- Episode no.: Season 5 Episode 3
- Directed by: Eric Appel
- Written by: Andrew Guest
- Cinematography by: Giovani Lampassi
- Editing by: Jason Gill
- Production code: 503
- Original air date: October 10, 2017
- Running time: 22 minutes

Guest appearances
- Jason Mantzoukas as Adrian Pimento; Vladimir Caamaño as Phil; Amy Okuda as Chiaki;

Episode chronology
| ← Previous "The Big House" | Next → "HalloVeen" |
- Brooklyn Nine-Nine season 5

= Kicks (Brooklyn Nine-Nine) =

"Kicks" is the 3rd episode of the fifth season of the American television police sitcom series Brooklyn Nine-Nine, and the 93rd overall episode of the series. The episode was written by Andrew Guest and directed by Eric Appel. It aired on Fox in the United States on October 10, 2017.

The show revolves around the fictitious 99th precinct of the New York Police Department in Brooklyn and the officers and detectives that work in the precinct. In the episode, Jake has to pass an evaluation in order to go back to the field with Holt carrying the evaluation. Meanwhile, Rosa begins suspecting Adrian may be cheating on her while she was in prison.
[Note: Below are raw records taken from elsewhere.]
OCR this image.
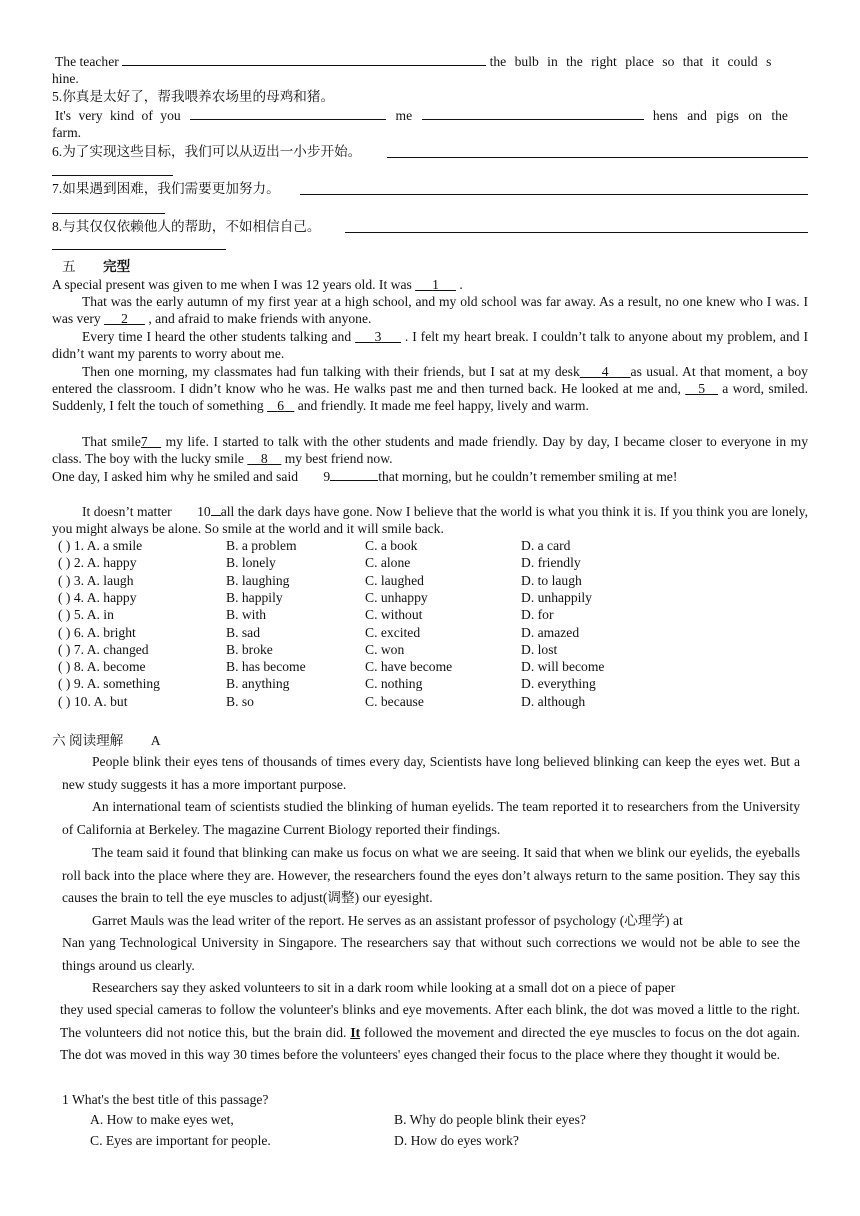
The teacher	the bulb in the right place so that it could s
hine.
5.你真是太好了，帮我喂养农场里的母鸡和猪。
It's very kind of you	me	hens and pigs on the
farm.
6.为了实现这些目标，我们可以从迈出一小步开始。
7.如果遇到困难，我们需要更加努力。
8.与其仅仅依赖他人的帮助，不如相信自己。
五 完型
A special present was given to me when I was 12 years old. It was 1 .
That was the early autumn of my first year at a high school, and my old school was far away. As a result, no one knew who I was. I was very 2 , and afraid to make friends with anyone.
Every time I heard the other students talking and 3 . I felt my heart break. I couldn’t talk to anyone about my problem, and I didn’t want my parents to worry about me.
Then one morning, my classmates had fun talking with their friends, but I sat at my desk 4 as usual. At that moment, a boy entered the classroom. I didn’t know who he was. He walks past me and then turned back. He looked at me and, 5 a word, smiled. Suddenly, I felt the touch of something 6 and friendly. It made me feel happy, lively and warm.
That smile7 my life. I started to talk with the other students and made friendly. Day by day, I became closer to everyone in my class. The boy with the lucky smile 8 my best friend now.
One day, I asked him why he smiled and said 9	that morning, but he couldn’t remember smiling at me!
It doesn’t matter 10 all the dark days have gone. Now I believe that the world is what you think it is. If you think you are lonely, you might always be alone. So smile at the world and it will smile back.
( ) 1. A. a smile	B. a problem	C. a book	D. a card
( ) 2. A. happy	B. lonely	C. alone	D. friendly
( ) 3. A. laugh	B. laughing	C. laughed	D. to laugh
( ) 4. A. happy	B. happily	C. unhappy	D. unhappily
( ) 5. A. in	B. with	C. without	D. for
( ) 6. A. bright	B. sad	C. excited	D. amazed
( ) 7. A. changed	B. broke	C. won	D. lost
( ) 8. A. become	B. has become	C. have become	D. will become
( ) 9. A. something	B. anything	C. nothing	D. everything
( ) 10. A. but	B. so	C. because	D. although
六 阅读理解 A
People blink their eyes tens of thousands of times every day, Scientists have long believed blinking can keep the eyes wet. But a new study suggests it has a more important purpose.
An international team of scientists studied the blinking of human eyelids. The team reported it to researchers from the University of California at Berkeley. The magazine Current Biology reported their findings.
The team said it found that blinking can make us focus on what we are seeing. It said that when we blink our eyelids, the eyeballs roll back into the place where they are. However, the researchers found the eyes don’t always return to the same position. They say this causes the brain to tell the eye muscles to adjust(调整) our eyesight.
Garret Mauls was the lead writer of the report. He serves as an assistant professor of psychology (心理学) at
Nan yang Technological University in Singapore. The researchers say that without such corrections we would not be able to see the things around us clearly.
Researchers say they asked volunteers to sit in a dark room while looking at a small dot on a piece of paper
they used special cameras to follow the volunteer's blinks and eye movements. After each blink, the dot was moved a little to the right. The volunteers did not notice this, but the brain did. It followed the movement and directed the eye muscles to focus on the dot again. The dot was moved in this way 30 times before the volunteers' eyes changed their focus to the place where they thought it would be.
1 What's the best title of this passage?
A. How to make eyes wet,	B. Why do people blink their eyes?
C. Eyes are important for people.	D. How do eyes work?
According to Nielsen Media Research, the episode was seen by an estimated 1.68 million household viewers and gained a 0.7/3 ratings share among adults aged 18–49. The episode received positive reviews from critics, who praised Samberg's performance and Jake's character development.

==Plot==
In the cold open Jake hosts a "Freedom Feast" for the squad consisting of a lot of junk food he's missed having during his time in prison.

Jake (Andy Samberg) is back at the precinct and is excited to go back to working in the field. However, Holt (Andre Braugher) informs him that he has been relegated to desk duty, as his previous prison time prevents him from going into the field.

In order to return to the field, Jake must pass an evaluation test that Holt has to oversee. He and Boyle (Joe Lo Truglio) work on the case of a burglar and find evidence that a certain man is responsible and arrest him. However, Jake begins feeling the man may be innocent and talks with Boyle. The two get a lead on a possible suspect and confront him, who reveals their man is the right one. However, Jake already released the suspect, angering Holt. Jake explains that he wondered about his innocence because he fears people go to prison like him and will have to endure the hardship in prison which Jake experienced. Using new evidence to track the suspect, Holt decides to give back his position to Jake, citing that Jake's prison time has matured him into a better detective but Jake declines, opting for desk duty to readjust.

Meanwhile, Rosa (Stephanie Beatriz) returns with Adrian (Jason Mantzoukas) after a long time in jail. However, feeling Adrian has been distant recently, she uses multiple objects to spy on him. Finding him meeting with a woman, she angrily affirms he's cheating on her and confronts him, breaking up with him. However, Adrian explains that the woman was a Spanish teacher whom he was learning from so he could impress Rosa's parents. Despite him being proven innocent, Rosa decides to break up with him after realizing that she would've felt relieved had he been caught.

==Reception==
===Viewers===
In its original American broadcast, "Kicks" was seen by an estimated 1.68 million household viewers and gained a 0.7/3 ratings share among adults aged 18–49, according to Nielsen Media Research. This was slight decrease in viewership from the previous episode, which was watched by 1.74 million viewers with a 0.6/2 in the 18-49 demographics. This means that 0.7 percent of all households with televisions watched the episode, while 3 percent of all households watching television at that time watched it. With these ratings, Brooklyn Nine-Nine was the third highest rated show on FOX for the night, behind The Mick and Lethal Weapon, sixth on its timeslot and fifteenth for the night, behind The Mick, Kevin (Probably) Saves the World, The Mayor, Lethal Weapon, NCIS: New Orleans, The Flash, Fresh Off the Boat, Law & Order True Crime, Bull, Black-ish, The Middle, NCIS, The Voice, and This Is Us.

===Critical reviews===
"Kicks" received positive reviews from critics. LaToya Ferguson of The A.V. Club gave the episode a "B+" grade and wrote, "Brooklyn Nine-Nine could arguably still be funny without any true obstacles, but it would probably get stagnant pretty soon — but those obstacles don't tend to define the series or the characters as a whole. The return to the precinct in 'Kicks' presents an episode of the version of the show that has been missing and missed in these past few episodes, the version of the show that the audience needed to be reminded still exists. Especially given how long the series has been going, since it’s about to hit the coveted 100th (and the reportedly special 99th) episode."

Alan Sepinwall of Uproxx wrote, "I'm ready for the show to get more back to normal, but sending two innocent characters to prison is a big enough deal that it seems fair, and even necessary, to spend some time on that even after they're free. Nobody needs this show to turn into Rectify: The Sitcom, but there are ideas to explore, and evaluation pants to be worn."